I’ve only given investment advice once on the VC, and that was back on August 1, when I suggested that a good home for “speculative money” would be Jan. 2007 puts on homebuilding stocks. As you can see from these three-month charts, this was a very good call, though I should have suggested October or November puts instead!
Underneath the headlines trumpeting continued strong home sales is a host of worrying signs for the housing market, including declining prices for both resale and (especially) new homes, troubles at Fannie Mae, rising interest rates, investors who can’t cover their mortgages in a (relatively) weak rental market and are being forced to sell, hundreds of thousands of adjustable-rate mortgages (many of them with initial “teaser rates” that allowed buyers to afford the unaffordable) that are due to adjust way up in the next 6 to 24 months, and more. Major markets like the D.C. area(where even my house-hungry wife agreed that things were “too crazy” this past Spring to buy) are starting to take a pounding.

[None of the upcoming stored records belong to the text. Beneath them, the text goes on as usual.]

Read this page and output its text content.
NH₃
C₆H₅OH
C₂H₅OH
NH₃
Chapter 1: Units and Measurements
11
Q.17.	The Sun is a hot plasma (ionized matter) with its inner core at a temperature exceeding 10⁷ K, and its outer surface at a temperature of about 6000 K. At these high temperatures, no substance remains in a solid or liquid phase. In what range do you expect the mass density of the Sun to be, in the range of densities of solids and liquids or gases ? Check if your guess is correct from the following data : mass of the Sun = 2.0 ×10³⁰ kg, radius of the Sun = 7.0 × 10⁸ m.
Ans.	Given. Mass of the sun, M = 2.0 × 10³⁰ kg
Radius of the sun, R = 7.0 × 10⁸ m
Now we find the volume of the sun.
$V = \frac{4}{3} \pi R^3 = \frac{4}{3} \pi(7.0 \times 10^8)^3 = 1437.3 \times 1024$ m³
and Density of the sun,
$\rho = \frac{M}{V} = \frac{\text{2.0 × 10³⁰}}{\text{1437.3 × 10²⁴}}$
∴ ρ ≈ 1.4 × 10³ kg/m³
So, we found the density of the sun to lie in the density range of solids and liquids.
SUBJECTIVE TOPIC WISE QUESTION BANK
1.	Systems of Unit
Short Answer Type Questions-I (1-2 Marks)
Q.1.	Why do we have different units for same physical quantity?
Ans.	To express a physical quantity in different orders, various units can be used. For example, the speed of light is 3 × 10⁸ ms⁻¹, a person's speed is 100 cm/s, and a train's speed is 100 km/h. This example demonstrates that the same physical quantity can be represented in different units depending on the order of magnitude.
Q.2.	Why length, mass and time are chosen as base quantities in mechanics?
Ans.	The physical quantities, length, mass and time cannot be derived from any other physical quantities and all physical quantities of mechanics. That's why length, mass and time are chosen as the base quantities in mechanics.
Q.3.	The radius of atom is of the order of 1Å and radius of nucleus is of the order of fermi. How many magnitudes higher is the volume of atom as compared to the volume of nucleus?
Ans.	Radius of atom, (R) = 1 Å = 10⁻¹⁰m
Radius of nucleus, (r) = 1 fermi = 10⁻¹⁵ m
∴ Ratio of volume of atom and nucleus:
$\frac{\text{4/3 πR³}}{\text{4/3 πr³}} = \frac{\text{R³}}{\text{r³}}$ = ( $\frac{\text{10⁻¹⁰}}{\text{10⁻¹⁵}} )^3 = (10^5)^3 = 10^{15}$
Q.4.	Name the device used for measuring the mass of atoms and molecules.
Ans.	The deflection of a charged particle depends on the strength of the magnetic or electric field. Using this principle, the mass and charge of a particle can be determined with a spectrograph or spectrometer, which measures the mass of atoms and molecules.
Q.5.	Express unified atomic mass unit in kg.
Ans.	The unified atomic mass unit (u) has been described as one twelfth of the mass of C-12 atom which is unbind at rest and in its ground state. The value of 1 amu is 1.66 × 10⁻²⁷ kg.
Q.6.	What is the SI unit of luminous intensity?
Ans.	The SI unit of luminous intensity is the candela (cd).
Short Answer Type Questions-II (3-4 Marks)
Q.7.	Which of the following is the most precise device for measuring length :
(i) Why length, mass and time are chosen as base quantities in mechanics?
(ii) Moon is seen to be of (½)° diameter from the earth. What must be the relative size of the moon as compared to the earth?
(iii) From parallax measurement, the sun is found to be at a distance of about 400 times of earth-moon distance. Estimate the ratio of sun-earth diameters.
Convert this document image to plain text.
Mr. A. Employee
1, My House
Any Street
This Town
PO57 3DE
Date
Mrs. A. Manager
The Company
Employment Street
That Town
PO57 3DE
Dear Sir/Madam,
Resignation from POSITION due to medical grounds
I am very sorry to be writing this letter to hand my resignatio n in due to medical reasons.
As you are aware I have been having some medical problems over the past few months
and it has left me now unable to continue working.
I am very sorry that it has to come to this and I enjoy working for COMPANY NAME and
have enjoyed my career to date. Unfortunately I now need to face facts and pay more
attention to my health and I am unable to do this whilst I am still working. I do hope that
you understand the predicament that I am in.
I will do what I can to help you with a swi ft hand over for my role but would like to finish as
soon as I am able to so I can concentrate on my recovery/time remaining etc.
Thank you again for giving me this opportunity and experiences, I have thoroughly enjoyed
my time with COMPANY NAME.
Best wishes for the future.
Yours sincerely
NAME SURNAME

The easy money has been made in homebuilding puts, but I wouldn’t be surprised to see 2000 NASDAQ-like declines in some of these stocks. Not being much of a speculator myself, I’m just holding my relatively meager “investment” in puts, sticking with my plan to keep ’em close to or up to expiration. Meanwhile, from a financial point of view, I wouldn’t consider buying anything in a “hot” market right now.